Cairo - Agencies
Egypt\'s military chief of staff Sami Enan
Egypt\'s military rulers agreed on Saturday to amend a controversial electoral law following threats of a poll boycott by dozens of political parties and a rally in Cairo\'s Tahrir Square for reforms.
The Supreme Council of the Armed Forces, which took power when president Hosni Mubarak was ousted in February, agreed to amend the new law to allow political parties to field candidates in the one-third of seats that had previously been reserved for independent candidates, the official MENA agency reported.
The military rulers also agreed to lift the emergency law during elections and halt military trials for civilians, and consider banning senior members of the dissolved former ruling party of Hosni Mubarak from running for public posts, Al Arabiya correspondent reported from Cairo.
The decision came after a meeting between military chief of staff Sami Enan and members of the Democratic Coalition, which groups dozens of political groups, including the powerful Muslim Brotherhood and the liberal Wafd party.

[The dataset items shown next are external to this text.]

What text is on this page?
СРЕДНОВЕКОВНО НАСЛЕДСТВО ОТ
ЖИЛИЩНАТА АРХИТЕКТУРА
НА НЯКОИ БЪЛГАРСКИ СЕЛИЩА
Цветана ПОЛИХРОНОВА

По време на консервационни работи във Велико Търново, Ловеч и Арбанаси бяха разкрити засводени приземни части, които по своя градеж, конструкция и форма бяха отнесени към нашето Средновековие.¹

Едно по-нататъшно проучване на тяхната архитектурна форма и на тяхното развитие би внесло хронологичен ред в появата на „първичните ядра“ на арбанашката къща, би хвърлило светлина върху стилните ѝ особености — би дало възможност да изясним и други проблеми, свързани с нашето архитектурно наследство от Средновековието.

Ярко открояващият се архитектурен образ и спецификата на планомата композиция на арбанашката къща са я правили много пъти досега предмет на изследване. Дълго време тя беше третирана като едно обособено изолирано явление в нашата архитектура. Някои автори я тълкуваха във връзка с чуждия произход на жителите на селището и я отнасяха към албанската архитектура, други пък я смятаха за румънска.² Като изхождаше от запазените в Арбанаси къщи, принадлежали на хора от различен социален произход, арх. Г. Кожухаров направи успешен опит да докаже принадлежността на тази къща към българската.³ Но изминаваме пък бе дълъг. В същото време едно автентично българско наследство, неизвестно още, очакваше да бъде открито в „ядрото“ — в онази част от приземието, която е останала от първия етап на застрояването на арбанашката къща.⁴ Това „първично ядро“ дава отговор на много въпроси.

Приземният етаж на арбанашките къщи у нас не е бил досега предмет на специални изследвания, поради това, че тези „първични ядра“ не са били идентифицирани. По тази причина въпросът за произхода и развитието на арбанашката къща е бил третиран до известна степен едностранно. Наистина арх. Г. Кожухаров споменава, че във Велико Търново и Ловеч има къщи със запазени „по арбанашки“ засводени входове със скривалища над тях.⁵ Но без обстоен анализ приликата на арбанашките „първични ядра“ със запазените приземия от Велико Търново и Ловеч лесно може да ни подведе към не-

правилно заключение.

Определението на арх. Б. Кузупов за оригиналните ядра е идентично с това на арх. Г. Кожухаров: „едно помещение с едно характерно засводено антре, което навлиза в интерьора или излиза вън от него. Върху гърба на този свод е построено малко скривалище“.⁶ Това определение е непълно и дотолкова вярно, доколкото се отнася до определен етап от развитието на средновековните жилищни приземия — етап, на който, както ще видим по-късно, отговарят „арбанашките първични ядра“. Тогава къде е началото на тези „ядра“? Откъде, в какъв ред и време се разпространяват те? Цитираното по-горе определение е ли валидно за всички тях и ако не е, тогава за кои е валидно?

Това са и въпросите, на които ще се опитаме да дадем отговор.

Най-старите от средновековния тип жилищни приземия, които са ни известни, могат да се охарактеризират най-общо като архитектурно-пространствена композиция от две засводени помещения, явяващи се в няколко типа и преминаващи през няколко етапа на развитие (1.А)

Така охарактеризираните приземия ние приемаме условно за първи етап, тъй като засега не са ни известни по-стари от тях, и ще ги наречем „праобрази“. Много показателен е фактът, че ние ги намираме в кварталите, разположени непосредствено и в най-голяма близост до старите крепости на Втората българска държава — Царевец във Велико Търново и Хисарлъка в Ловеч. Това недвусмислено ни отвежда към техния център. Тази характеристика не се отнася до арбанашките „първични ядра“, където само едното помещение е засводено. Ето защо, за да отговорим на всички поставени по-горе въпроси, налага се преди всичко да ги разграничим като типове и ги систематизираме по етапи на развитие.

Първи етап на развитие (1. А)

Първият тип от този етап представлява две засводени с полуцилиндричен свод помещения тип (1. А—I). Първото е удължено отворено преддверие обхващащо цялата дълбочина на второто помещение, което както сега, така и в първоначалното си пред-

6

Those at the meeting -- and dozens more groups -- had objected to Article 5, which stipulates that two-thirds of seats would be on a party list system and the rest for independents.
On Thursday they threatened a vote boycott unless the controversial article was cancelled, throwing into question the credibility of Egypt\'s first post-Mubarak polls.
SCAF has also agreed to examine activating a law that would ban corrupt politicians from running for office for 10 years, and to look into lifting the emergency law, MENA said.
Under the old system, hundreds of candidates ran as independents if they did not make it onto Mubarak\'s National Democratic Party lists, only to join the party after winning seats.
Candidates affiliated with the ruling party used patronage or pressure to garner votes.